Hacker News new | comments | show | ask | jobs | submit login
Introducing Structured Snippets, now a part of Google Web Search (googleresearch.blogspot.com)
86 points by peeyek on Sept 22, 2014 | hide | past | web | favorite | 22 comments

I always assumed that the personal-agent style work (ie a bot that is there to help you wade through the morass of information) would be a personal computation - local to you, probably configured and augmented by you.

Yet Google is trying to do it for everyone - and honestly does not seem to be doing a bad job.

So what is the advantages of the old idea of an almost-AI assisstant working for me when BFG (Big Friendly Google) does it?

> So what is the advantages of the old idea of an almost-AI assisstant working for me when BFG (Big Friendly Google) does it?

Privacy. Yacy[1] looks like a good start but it has miles to go before it can reach the same usability as popular services.

[1] http://yacy.net/en/

> honestly does not seem to be doing a bad job.

Is there any difference between the goals of an individual (person, company) vs. the average? Is information a competitive advantage? Today we provide unpaid feedback to improve private algorithms, tomorrow ..?

Edit: downvoters, what is a rhetorical question?

One is derived from algorithmic matching, the other is explicit opt-in by the user.

> local to you, probably configured and augmented by you.

Even if you opt-in to a centralized black box algo, it's not easy to audit the resulting advice.

There is a big difference between explicit goals and the reverse-engineering of intent, e.g. from search history.

We need both explicit goals and auditable algos.

At what point will all these snippets stop being "fair use" and start being copyright violations? What happens if your website aggregates schedules of some obscure (but interesting to a niche audience) event and makes money off of advertising. And Google decides to show the snippet of the next 5 upcoming events on the SERP itself, thus killing your traffic.

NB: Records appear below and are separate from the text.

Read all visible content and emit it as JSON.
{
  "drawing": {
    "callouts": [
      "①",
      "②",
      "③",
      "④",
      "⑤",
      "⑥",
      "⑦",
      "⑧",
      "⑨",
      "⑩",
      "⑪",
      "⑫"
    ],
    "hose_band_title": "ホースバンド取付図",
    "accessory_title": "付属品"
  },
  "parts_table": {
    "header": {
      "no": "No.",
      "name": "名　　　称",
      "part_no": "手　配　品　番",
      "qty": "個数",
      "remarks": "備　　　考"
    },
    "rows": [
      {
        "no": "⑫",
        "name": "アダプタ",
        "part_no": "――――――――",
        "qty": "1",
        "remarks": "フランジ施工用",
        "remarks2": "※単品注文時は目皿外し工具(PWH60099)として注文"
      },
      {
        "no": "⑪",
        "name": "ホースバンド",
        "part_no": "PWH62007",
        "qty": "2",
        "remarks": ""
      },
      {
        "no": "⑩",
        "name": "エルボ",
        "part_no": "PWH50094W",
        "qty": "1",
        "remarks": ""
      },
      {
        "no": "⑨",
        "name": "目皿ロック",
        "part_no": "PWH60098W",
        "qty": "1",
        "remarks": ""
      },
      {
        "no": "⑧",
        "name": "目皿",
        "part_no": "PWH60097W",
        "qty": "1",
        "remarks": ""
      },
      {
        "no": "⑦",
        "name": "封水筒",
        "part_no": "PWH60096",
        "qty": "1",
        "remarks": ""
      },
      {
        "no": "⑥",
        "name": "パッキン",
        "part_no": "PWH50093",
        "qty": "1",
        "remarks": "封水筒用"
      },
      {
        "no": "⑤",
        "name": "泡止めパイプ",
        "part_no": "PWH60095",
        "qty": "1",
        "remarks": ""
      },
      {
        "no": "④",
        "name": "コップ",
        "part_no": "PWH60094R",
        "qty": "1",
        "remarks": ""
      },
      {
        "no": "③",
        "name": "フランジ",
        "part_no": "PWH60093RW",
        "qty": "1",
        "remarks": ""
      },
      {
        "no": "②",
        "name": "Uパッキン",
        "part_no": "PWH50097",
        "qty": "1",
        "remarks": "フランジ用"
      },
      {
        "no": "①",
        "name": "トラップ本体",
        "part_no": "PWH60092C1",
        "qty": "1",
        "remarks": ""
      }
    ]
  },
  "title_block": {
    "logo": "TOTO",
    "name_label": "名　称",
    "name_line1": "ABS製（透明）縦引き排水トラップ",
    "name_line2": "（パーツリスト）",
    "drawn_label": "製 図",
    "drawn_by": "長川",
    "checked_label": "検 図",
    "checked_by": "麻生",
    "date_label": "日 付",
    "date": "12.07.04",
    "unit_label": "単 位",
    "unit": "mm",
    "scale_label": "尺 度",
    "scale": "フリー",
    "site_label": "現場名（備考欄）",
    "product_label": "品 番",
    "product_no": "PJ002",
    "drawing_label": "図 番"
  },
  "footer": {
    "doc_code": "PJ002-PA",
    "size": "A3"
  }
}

It's a relevant question. Regardless of what one thinks about copyright law, it is what it is and all players should abide it. IANAL, so I can't say :(

However, I think there is a need for a more granular robots.txt such as:

    User-agent: *
    Allow-crawl: /
    Limit-display: /events 10words
    Limit-display: /blog 30words
This way, websites can state how big of a search result they are comfortable with and everyone abiding these limits is safer legally. Websites will have to be a bit lenient in order to have prominent results and gain visibility, but they will have to limit that so users click the search result.

Right now, Google has its algorithms decide how much copying is legal and if you disagree you can either disallow Google Bot or sue them, so this would provide a middle ground.

Maybe showing the schedule for an event shouldn't be worth anything and it is an anomaly that it currently is? My guess is that most of the time sites like this are just out-SEOing the actual event page.

  User-agent: *
  Disallow: /

If the value of your site can be diminished by showing 5 lines of text, your site probably isn't worth that much.

> algorithms to determine quality and relevance that we use to display up to four highly ranked facts from those data tables.

Are the selected facts related to the user's query or search history?

Looks exactly like DuckDuckGo's topic summary boxes, only I bet google spins way more CPUs to autogenerate them...


That looks more like google's oneboxes/knowledge graph box, which already had that kind of data (unless you're referring to something else on that page, correct me if I'm wrong).

This looks like it's per-page extracted data, if google has been able to extract data from that page, so basically a structured-data result snippet.

Google finally launched Yahoo's SearchMonkey.


It looks like the main difference is that SearchMonkey reads structured data, whereas Google infers structured data: even if the relevant data isn't marked on the page or in any particular format, Google will still find and surface it.

It's not so difficult to "infer" structured data from sources like Wikipedia. Dpreview is also an easy example. I don't see any proof the feature is actually about automatic inference, and not about hard-coded rules how to find structured data on some popular sites.

Come on Google, when you are going to impress us again?

Things like this feel like the 90s and shouldn't even to be something worth speaking or caring about.

Introducing "we are the world's largest scraped round 202 and no one seems to notice or care."

Google should share their income from SERPs with webmasters.

... and let the spamming begin

Google once again takes information from your web page and puts it on their search results page. How will this affect click-throughs? I can see how it might help with traffic sent from SERPS as your site might seem more authoritative.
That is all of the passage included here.